Che stia trionfando, la religione, come diceva Lacan?
Anche Dacia Maraini l'ha ultimamente invocata come difesa, assieme alle ideologie, dallo scatenarsi incontrollato dell'"istinto primordiale": lo scimmione chè in noi va represso, sublimare, sublimare, l'alto = razionale deve sublimare il basso = irrazionale e istintivo, la religione platonizzante travestita da Freudismo, se la son bevuta in tanti.
Benigni fa sincretismo ebreo-islamico, ma la dose della religone dura e pura, cioè l'islam, è una spolverata.
E poi i talkshow perdono colpi e gli spettatori soffrono le emozioni interrotte dalla pubblicità a singhiozzo.
Ma è l'effetto sedativo della valanga di senso che ci arriva addosso a far peso e volume.
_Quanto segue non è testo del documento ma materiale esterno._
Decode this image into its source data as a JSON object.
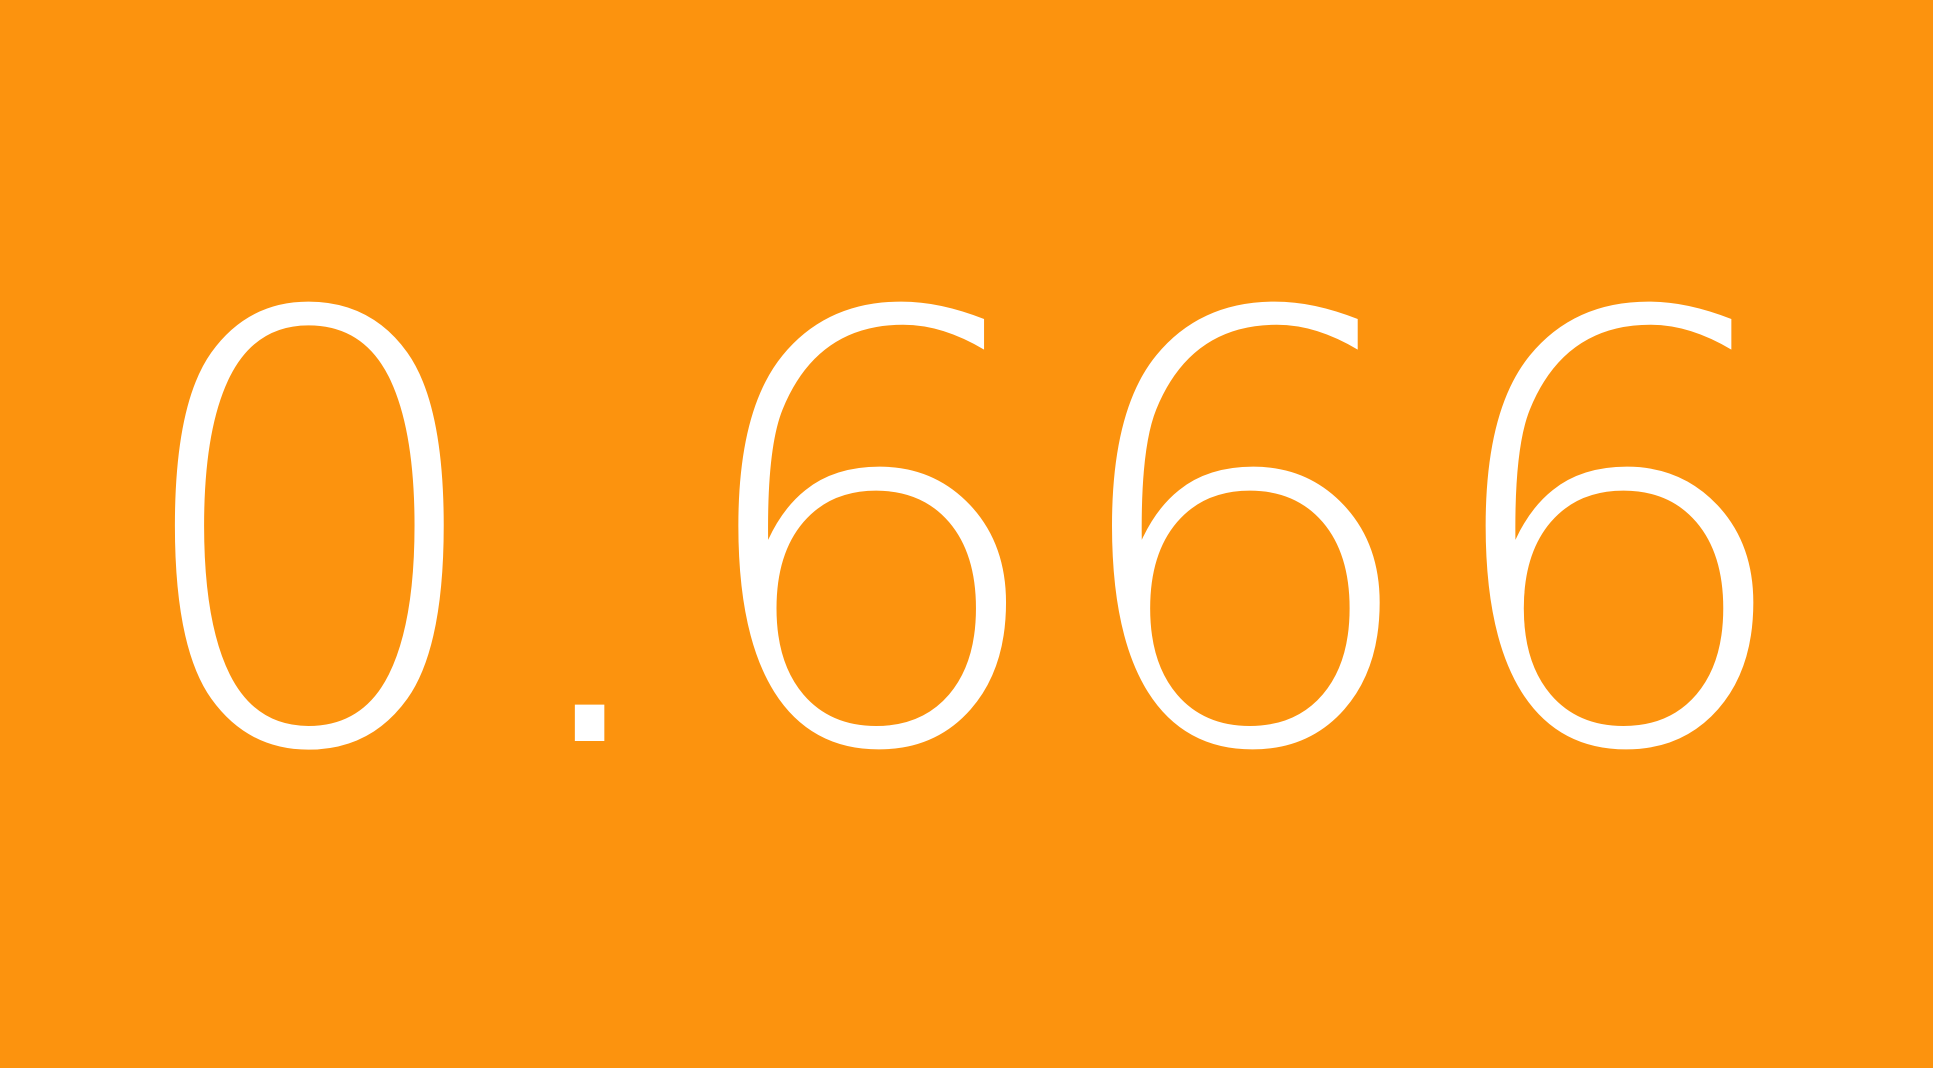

Nella seconda serata Benigni ha ripiegato sulle solite banali ramanzine rivolte al sessuofobismo della chiesa cattolica, che non è esente, ma non diversamente di altre religioni o agenzie educative o psicoterapiche; qualche applicazione moralista dei comandamenti solleticante le masse, reprimende da partito degli onesti, dalla parte del buon popolo indignato, ma tant'è, nel paese con dosi massicce di corruzione percepita che volete che dica Benigni? La coscienza poi , cioè la servetta che dovrebbe solo svolgere il suo umile compito senza pretese egemoniche, nella telepredica di Benigni, mantiene l'arrogante posizione usurpatrice, ma dato che sono secoli di questo andazzo si può farne una colpa al saltimbanco toscano? Infine sull'andare oltre la legge, per far posto all'amore del prossimo, non si può che registrare il solito passaggio dal significante dio al significante amore. Tanto ammoore e tutto gira, come la luna attorno al sole. Fino a che non fa inevitabilmente capolino un sintomo che ci rivela che qualcosa non va. Ma religione, anche quella dell' amore ( quella che ama tanto tanto e disinteressatamente) serve a questo, a non farci accorgere di quel qualcosa che non va. E non è da ieri che siamo inchiodati a questo a-muro.(1) In fondo la tv può essere vista come la congiunzione di reale e trascendente, gli americani l'hanno capito prima di noi, abbiamo importato tante cose dagli USA la telepredica è solo l'ultima.
Ma voglio cavare un pò di sangue da questa scoppiettante rapa: la legge per l'uomo, non l'uomo per la legge. Accendere un faro su una legge, non statale, che ci riguarda personalmente e universalmente, prima dello stato di diritto, in tempi di kili di misericordia a prescindere, dal lato dell'offerta "divina", non è poi così disdicevole.
( Le cosiderazioni di questo paragrafo valgono soprattutto per la prima puntata.)